Regulating the cytosolic concentration of the protein β-catenin is an important cell proliferation control mechanism. The cytoplasmic concentration of β-catenin remains low through an interaction with a protein complex consisting of adenomatous polyposis coli (APC), Axin, protein phosphatase 2A, and glycogen synthase kinase 3β (GSK3β). Upon phosphorylation by GSK3β, β-catenin associates with a ubiquitin ligase (E3) complex, resulting in its ubiquitination and proteolysis. Activation of Wnt signaling inactivates GSK3, allowing β-catenin to accumulate in the cytoplasm and eventually to translocate to the nucleus so as to affect gene expression. Two groups report that a phosphorylation-independent mechanism can lead to the destruction of β-catenin. Matsuzawa and Reed show that a mammalian protein called Siah-1 lies at the hub of another pathway that destroys β-catenin in response to DNA damaging agents and the activation of the tumor suppressor protein p53. Siah-1 is known to interact with E2 ubiquitin-conjugating enzymes. In a protein interaction screen, a Siah-1 interacting protein (SIP) was discovered. SIP was found to bind to a protein called Ebi, which not only binds to β-catenin, but targets it to an E3 ubiquitinase complex and hence, leads to the proteolysis of β-catenin. Liu et al. report that Siah-1 also interacts with APC, which is required for Siah-1-dependent degradation of β-catenin. This alternate β-catenin destruction pathway may link p53 to cell-cycle arrest.
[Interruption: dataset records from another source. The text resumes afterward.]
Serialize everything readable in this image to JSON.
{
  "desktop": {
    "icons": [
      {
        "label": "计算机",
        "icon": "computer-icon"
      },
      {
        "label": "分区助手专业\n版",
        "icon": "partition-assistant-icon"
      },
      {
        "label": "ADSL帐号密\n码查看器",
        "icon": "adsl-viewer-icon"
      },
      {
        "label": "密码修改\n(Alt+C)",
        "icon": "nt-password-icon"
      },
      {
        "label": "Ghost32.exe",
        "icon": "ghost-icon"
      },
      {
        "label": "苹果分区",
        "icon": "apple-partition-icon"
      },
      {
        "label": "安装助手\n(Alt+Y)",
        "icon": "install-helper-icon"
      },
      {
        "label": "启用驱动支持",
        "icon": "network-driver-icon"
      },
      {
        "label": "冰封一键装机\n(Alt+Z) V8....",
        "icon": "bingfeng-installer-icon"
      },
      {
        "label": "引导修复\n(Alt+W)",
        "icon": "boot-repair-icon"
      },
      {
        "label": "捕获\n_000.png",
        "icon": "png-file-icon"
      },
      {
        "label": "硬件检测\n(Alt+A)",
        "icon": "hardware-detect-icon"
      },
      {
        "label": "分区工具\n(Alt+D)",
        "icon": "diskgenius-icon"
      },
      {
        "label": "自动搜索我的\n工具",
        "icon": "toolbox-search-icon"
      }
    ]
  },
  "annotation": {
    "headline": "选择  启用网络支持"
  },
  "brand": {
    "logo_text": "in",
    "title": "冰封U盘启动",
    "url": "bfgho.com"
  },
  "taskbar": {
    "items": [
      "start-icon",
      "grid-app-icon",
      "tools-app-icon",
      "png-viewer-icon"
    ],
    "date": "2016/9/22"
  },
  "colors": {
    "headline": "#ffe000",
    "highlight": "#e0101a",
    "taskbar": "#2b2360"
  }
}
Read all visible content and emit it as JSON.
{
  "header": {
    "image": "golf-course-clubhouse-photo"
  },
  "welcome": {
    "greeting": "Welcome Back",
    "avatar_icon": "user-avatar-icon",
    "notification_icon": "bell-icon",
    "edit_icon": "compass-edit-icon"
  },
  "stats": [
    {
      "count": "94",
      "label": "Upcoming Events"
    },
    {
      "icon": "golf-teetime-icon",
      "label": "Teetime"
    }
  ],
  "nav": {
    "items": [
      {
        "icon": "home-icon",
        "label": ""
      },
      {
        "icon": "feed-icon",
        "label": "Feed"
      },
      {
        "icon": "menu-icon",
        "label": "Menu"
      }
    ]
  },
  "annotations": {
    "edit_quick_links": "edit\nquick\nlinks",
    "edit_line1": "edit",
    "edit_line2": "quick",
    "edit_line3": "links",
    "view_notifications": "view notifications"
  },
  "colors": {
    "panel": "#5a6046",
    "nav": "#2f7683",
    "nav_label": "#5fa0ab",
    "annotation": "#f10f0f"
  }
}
S. Matsuzawa, J.C. Reed, Siah-1, SIP, and Ebi collaborate in a novel pathway for β-catenin degradation linked to p53 responses. Mol. Cell 7, 915-926 (2001). [Online Journal]
J. Liu, J. Stevens, C. A. Rote, H. J. Yost, Y. Hu, K. L. Neufeld, R. L. White, N. Matsunami, Siah-1 mediates a novel β-catenin degradation pathway linking p53 to the adenomatous polyposis coli protein. Mol. Cell 7, 927-936 (2001). [Online Journal]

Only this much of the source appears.